If you’re writing episodically, you can compile an episode into export-friendly markdown (and optionally EPUB/PDF if you have pandoc installed):
- Windows:
compile-episode.cmd <episode-number> - PowerShell:
./compile-episode.ps1 <episode-number>
Fiction Kit uses a staged workflow to keep creative work organized:
Create a new draft cycle to capture intent:
Use: .github/prompts/idea.prompt.md
Creates: drafts/001-your-draft-name/idea.md
Ask clarifying questions before planning:
Use: .github/prompts/clarify.prompt.md
Updates: idea.md + clarify.md
Create a structural blueprint:
Use: .github/prompts/plan.prompt.md
Creates: plan.md
Break the plan into actionable items:
Use: .github/prompts/tasks.prompt.md
Creates: tasks.md
Execute tasks and write/edit content:
Use: .github/prompts/implement.prompt.md
Edits: elements/** and content/**
Run quality checks:
Use: .github/prompts/analyze.prompt.md (coverage check)
Use: .github/prompts/qa.prompt.md (checklist verification)
Use: .github/prompts/feedback.prompt.md (structured notes)
fiction-kit/
├── .github/
│ ├── copilot-instructions.md # Project constitution
│ ├── prompts/ # Workflow prompts
│ │ ├── idea.prompt.md
│ │ ├── clarify.prompt.md
│ │ ├── plan.prompt.md
│ │ ├── tasks.prompt.md
│ │ ├── implement.prompt.md
│ │ ├── addscene.prompt.md
│ │ ├── editscene.prompt.md
│ │ ├── rewrite.prompt.md
│ │ ├── analyze.prompt.md
│ │ ├── qa.prompt.md
│ │ ├── feedback.prompt.md
│ │ ├── editor.prompt.md
│ │ ├── agent.prompt.md
│ │ ├── sample.prompt.md
│ │ └── compile.prompt.md
│ └── agents/ # Review agents
│ ├── craft-rewrite.agent.md
│ ├── dialogue-forward.agent.md
│ └── dramatic-structure.agent.md
├── drafts/
│ ├── _template/ # Template for new drafts
│ └── README.md
├── elements/ # Story bible (canon)
│ ├── project.md
│ ├── checklist.md
│ ├── pov.md
│ ├── tone.md
│ ├── setting.md
│ ├── theme.md
│ ├── conflict.md
│ ├── plot.md
│ ├── arc.md
│ ├── outline.md
│ ├── pitch.md
│ ├── notes.md
│ ├── characters/
│ │ └── _template.md
│ ├── events/
│ │ └── _template.md
│ └── outlines/
│ └── _template.md
├── voice/ # Style configuration
│ ├── style.md
│ └── format.md
├── content/ # Your prose
│ └── episodes/
│ └── episode-01-example/
├── output/ # Compiled files
├── samples/ # Test/exploration scenes
└── README.md
The prompts work as slash commands or can be referenced in chat.

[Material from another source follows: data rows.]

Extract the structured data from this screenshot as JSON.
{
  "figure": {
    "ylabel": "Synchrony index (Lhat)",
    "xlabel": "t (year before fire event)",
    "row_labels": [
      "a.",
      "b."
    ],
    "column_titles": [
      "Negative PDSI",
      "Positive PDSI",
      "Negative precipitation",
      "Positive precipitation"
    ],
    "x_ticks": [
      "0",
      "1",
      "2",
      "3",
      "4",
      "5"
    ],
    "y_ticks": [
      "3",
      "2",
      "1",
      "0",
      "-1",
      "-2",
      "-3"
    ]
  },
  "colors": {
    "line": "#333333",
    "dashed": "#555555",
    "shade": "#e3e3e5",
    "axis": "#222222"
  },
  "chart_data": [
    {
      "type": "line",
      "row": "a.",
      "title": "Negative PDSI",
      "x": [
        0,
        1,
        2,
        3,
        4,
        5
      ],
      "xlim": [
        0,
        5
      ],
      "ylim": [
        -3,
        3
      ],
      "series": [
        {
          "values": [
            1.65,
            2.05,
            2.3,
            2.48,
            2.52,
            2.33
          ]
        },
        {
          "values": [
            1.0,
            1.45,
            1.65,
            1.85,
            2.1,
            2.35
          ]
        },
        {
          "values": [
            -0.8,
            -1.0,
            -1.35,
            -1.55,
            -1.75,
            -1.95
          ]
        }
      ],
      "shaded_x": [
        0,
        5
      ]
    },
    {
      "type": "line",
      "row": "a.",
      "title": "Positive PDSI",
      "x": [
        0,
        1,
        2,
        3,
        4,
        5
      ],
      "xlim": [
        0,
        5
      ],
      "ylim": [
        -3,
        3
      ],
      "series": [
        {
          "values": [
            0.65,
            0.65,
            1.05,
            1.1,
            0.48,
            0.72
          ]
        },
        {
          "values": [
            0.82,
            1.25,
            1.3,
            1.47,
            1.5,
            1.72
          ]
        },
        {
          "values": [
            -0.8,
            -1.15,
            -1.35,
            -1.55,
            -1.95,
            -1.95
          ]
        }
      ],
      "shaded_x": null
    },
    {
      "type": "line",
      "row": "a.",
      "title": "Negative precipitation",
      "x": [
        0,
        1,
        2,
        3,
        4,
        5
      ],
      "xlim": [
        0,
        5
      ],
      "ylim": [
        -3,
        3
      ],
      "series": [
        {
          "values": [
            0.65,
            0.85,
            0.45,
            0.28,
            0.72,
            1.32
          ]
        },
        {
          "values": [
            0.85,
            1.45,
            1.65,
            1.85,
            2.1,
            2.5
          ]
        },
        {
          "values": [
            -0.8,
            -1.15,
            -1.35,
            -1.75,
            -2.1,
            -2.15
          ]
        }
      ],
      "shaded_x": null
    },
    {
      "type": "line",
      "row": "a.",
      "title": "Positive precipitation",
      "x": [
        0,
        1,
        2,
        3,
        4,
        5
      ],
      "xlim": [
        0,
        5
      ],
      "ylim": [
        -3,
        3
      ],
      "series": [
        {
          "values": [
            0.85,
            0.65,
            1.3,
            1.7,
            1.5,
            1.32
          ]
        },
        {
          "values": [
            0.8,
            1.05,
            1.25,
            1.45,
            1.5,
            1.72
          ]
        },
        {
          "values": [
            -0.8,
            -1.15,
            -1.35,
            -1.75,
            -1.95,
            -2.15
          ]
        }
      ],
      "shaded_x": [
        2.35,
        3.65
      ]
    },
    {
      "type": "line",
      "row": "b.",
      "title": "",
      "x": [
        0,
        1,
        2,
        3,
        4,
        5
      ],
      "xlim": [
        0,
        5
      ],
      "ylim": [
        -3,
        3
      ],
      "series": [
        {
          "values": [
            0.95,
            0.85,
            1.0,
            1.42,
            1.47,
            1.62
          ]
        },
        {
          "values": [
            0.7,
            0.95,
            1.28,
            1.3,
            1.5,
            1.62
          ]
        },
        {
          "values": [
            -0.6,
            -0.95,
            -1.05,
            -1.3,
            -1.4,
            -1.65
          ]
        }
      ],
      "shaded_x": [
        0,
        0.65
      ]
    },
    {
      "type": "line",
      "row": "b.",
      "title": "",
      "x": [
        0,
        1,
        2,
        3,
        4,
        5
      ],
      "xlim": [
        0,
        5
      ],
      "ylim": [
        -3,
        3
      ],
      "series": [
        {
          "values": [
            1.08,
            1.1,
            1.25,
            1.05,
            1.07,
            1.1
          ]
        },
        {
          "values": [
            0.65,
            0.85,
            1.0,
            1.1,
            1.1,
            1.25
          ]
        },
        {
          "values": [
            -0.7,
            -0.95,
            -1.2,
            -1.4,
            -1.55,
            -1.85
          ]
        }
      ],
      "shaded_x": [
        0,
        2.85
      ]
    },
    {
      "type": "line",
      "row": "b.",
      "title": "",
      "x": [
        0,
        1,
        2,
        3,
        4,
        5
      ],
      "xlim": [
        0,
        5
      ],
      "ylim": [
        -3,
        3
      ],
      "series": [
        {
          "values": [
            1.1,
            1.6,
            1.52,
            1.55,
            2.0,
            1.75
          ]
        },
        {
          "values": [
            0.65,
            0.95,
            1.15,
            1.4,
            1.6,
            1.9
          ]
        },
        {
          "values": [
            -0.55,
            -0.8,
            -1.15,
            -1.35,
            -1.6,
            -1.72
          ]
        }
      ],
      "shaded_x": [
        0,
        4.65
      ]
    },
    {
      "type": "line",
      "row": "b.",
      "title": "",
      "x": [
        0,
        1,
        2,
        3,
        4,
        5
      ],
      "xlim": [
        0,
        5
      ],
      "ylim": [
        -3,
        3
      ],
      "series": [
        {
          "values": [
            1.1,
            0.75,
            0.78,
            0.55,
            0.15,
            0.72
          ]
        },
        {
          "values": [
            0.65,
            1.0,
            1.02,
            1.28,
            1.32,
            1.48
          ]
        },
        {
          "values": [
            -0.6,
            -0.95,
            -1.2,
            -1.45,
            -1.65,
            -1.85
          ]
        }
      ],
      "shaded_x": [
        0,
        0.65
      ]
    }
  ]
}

Copy prompt contents into your AI assistant's context, along with relevant element files.
Always provide context from elements/ when asking for help with scenes. This keeps the AI grounded in your canon.

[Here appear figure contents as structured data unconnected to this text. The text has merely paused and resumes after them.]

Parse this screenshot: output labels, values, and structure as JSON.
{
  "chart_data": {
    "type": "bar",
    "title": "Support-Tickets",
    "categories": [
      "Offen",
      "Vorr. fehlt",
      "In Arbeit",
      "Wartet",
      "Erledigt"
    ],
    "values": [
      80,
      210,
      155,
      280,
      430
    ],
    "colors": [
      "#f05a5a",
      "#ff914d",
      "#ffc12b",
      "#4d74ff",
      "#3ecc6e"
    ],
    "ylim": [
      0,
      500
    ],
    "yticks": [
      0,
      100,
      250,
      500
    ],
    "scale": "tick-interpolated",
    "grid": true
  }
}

- Artifacts are contracts — downstream stages don't silently rewrite upstream intent
- Canon lives in
elements/— don't invent facts mid-scene; update canon deliberately - Continuity is a feature — track what characters know and when
- Voice is configurable — swap
voice/files for different styles, not the workflow - Small changes — prefer tight edits over broad rewrites
- Start small: Fill in
project.md,pov.md, and one character before writing - Use the checklist: Customize
elements/checklist.mdfor your project's needs - Track continuity: Update
elements/notes.mdas you establish details - Review often: Use the agents for feedback at natural breakpoints
- Compile to read: Use the compile prompt to see your work as a reader would
MIT — use freely, attribution appreciated.